Morte del bimbo vibonese di appena 4 mesi: il grido di dolore dei genitori a otto mesi dalla tragedia
La coppia rompe il silenzio: «Siamo entrati in ospedale in codice bianco, ne siamo usciti senza di lui. Chiediamo solo la verità»
È un dolore che non trova pace, un’assenza che si fa ogni giorno più pesante. A quasi otto mesi dalla tragica scomparsa del piccolo Leonardo Currà, i genitori, Catia Nesci e Gianluca Currà, hanno deciso di affidare a una lettera aperta il proprio strazio e, soprattutto, una ferma richiesta di giustizia. Un appello accorato rivolto a chiunque possa fare luce su una vicenda che presenta ancora troppi punti oscuri.
Tutto ha inizio il 29 settembre 2025, quando la coppia accompagna il figlio di appena quattro mesi al Pronto Soccorso dell’ospedale "Iazzolino" di Vibo Valentia. All'accettazione, il piccolo viene classificato come codice bianco. Nulla lasciava presagire il dramma imminente. Eppure, nel giro di poche ore, la situazione precipita: Leonardo diventa improvvisamente un codice rosso e viene disposto il trasferimento d'urgenza in elisoccorso verso l'ospedale "Annunziata" di Cosenza. Lì, dopo un breve ricovero in terapia intensiva neonatale, il cuore del bambino smette di battere.
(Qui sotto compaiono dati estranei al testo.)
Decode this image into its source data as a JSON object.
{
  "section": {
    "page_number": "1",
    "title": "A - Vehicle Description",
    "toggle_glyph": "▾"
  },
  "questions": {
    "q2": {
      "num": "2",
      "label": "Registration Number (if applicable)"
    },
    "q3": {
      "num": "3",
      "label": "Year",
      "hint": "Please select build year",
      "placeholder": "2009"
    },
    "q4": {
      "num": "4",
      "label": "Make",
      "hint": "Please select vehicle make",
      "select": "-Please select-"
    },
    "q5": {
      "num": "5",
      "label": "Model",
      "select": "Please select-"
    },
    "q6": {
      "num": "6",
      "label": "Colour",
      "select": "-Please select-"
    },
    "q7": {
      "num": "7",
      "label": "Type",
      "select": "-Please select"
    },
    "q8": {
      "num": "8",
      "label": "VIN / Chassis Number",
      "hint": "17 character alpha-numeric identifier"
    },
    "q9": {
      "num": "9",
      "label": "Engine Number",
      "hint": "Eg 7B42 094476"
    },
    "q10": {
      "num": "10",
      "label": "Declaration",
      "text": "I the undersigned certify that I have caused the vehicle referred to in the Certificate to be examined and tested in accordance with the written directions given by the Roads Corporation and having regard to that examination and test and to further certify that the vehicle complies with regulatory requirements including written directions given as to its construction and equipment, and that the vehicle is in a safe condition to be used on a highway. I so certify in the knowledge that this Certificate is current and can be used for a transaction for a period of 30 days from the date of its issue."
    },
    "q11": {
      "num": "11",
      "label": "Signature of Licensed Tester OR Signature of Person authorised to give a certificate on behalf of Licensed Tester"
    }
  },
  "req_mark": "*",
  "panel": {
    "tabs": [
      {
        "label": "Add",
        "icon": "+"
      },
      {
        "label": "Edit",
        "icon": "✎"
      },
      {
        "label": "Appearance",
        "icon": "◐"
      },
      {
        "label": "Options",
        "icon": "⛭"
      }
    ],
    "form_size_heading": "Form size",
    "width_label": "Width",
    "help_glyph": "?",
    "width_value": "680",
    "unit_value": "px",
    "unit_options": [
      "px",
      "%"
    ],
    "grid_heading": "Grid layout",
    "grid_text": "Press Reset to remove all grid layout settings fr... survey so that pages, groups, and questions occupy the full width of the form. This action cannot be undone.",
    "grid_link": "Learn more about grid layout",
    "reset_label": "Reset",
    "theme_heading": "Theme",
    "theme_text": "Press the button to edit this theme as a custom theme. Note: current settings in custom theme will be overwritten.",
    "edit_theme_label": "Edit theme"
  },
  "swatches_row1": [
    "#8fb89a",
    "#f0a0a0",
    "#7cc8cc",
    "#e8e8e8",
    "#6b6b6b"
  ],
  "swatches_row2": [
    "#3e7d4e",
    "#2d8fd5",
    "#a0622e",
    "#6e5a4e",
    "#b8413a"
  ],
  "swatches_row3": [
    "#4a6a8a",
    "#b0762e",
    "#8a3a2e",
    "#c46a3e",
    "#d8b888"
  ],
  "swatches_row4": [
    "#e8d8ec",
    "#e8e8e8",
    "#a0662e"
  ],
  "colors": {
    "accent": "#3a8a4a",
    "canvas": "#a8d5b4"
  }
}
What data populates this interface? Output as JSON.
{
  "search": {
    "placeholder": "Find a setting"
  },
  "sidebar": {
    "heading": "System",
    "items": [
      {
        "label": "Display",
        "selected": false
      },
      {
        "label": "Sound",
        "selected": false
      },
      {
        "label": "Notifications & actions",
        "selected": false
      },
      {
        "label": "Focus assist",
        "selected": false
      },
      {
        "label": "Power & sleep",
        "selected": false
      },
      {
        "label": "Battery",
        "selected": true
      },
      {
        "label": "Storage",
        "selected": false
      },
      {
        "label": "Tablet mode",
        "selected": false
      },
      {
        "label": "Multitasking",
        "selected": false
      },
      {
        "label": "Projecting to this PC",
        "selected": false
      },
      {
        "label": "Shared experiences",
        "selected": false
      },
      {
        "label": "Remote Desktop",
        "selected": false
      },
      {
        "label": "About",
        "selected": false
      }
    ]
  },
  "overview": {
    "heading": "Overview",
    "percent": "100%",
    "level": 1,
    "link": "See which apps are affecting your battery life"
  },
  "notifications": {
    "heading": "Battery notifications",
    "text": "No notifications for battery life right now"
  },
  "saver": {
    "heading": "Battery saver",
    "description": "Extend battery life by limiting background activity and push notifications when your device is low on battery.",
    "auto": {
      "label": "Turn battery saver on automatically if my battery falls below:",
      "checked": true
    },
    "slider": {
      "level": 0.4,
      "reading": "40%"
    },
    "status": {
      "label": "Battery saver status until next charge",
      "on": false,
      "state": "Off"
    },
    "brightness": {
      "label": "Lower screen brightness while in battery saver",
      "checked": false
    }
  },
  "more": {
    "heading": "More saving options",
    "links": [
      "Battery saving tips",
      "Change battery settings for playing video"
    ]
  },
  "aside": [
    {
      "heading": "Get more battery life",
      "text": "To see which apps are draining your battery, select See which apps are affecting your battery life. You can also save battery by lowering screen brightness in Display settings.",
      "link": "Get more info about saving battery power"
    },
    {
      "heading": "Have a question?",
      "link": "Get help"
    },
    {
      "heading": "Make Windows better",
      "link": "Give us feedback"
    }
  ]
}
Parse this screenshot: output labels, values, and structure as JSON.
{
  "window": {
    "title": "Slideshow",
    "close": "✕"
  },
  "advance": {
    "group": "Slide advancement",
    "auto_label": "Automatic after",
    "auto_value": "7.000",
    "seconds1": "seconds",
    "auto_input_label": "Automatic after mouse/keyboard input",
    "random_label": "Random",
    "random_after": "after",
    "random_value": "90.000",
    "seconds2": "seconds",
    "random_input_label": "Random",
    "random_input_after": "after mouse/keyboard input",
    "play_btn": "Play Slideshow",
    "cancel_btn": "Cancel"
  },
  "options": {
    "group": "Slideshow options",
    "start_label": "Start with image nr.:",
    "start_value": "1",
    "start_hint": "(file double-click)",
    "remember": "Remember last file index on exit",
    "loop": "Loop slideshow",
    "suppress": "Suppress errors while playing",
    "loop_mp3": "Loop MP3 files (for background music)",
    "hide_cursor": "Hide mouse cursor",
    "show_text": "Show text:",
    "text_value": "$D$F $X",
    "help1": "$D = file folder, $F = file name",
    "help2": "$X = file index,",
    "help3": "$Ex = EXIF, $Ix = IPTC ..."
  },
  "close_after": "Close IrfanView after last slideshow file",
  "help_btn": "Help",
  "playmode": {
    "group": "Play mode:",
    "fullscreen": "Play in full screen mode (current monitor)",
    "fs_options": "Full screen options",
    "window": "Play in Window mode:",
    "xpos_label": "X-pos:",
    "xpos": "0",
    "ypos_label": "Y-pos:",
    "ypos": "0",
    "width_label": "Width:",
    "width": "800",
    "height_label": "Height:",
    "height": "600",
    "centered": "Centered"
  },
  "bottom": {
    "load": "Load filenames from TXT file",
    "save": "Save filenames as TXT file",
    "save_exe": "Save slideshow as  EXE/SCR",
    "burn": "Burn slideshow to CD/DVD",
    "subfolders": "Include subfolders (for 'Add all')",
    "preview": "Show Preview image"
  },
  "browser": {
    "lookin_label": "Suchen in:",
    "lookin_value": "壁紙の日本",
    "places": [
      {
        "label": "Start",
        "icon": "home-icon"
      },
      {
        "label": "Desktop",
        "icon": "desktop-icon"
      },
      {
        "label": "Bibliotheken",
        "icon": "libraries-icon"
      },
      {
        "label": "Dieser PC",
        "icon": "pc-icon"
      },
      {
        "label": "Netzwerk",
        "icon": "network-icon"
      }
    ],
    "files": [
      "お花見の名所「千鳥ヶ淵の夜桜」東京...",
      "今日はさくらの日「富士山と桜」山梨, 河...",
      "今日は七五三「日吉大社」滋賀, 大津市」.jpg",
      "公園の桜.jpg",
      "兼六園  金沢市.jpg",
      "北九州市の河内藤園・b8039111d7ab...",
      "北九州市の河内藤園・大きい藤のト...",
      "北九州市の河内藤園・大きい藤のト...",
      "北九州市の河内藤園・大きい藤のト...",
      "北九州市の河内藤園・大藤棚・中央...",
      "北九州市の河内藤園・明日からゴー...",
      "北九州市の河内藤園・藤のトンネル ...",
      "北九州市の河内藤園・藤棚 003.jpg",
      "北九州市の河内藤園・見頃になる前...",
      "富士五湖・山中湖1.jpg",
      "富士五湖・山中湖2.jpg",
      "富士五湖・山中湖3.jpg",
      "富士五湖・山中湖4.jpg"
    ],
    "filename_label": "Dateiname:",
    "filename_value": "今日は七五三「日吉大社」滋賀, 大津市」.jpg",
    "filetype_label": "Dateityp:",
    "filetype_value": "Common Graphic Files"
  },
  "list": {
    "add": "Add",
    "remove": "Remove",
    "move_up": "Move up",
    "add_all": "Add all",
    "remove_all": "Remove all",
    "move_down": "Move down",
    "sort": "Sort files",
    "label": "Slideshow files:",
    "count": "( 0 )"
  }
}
«Ci interroghiamo quotidianamente sull'evitabilità della sua morte — scrivono i genitori — sulle ragioni e sulle eventuali responsabilità. Leonardo era un bambino che aveva tutta la vita davanti e, fino a quel giorno, era sempre stato in buona salute».
Subito dopo il decesso, la famiglia ha sporto denuncia, portando al sequestro della salma e all'esecuzione dell'esame autoptico. Tuttavia, da allora, il silenzio è stato assoluto. «È da quasi otto mesi che attendiamo una risposta. Non cerchiamo un colpevole a tutti i costi, ma l'individuazione certa delle cause del decesso. Ci serve per dare un senso a una morte che, umanamente, un senso non lo ha».
Il dolore si è fatto ancora più lancinante lo scorso 3 maggio, giorno in cui Leonardo avrebbe dovuto spegnere la sua prima candelina. Invece della festa, solo il vuoto. «Il nostro è un grido di dolore indirizzato a chi sta svolgendo le indagini: vogliamo una risposta. La verità potrà almeno ridarci un po' di pace e accettazione».
Le indagini proseguono, ma per Catia e Gianluca il tempo si è fermato a quel pomeriggio di settembre. La loro è la battaglia di due genitori che, con le braccia vuote e il cuore spezzato, chiedono solo che la giustizia faccia il suo corso per onorare la memoria di un figlio strappato troppo presto alla vita.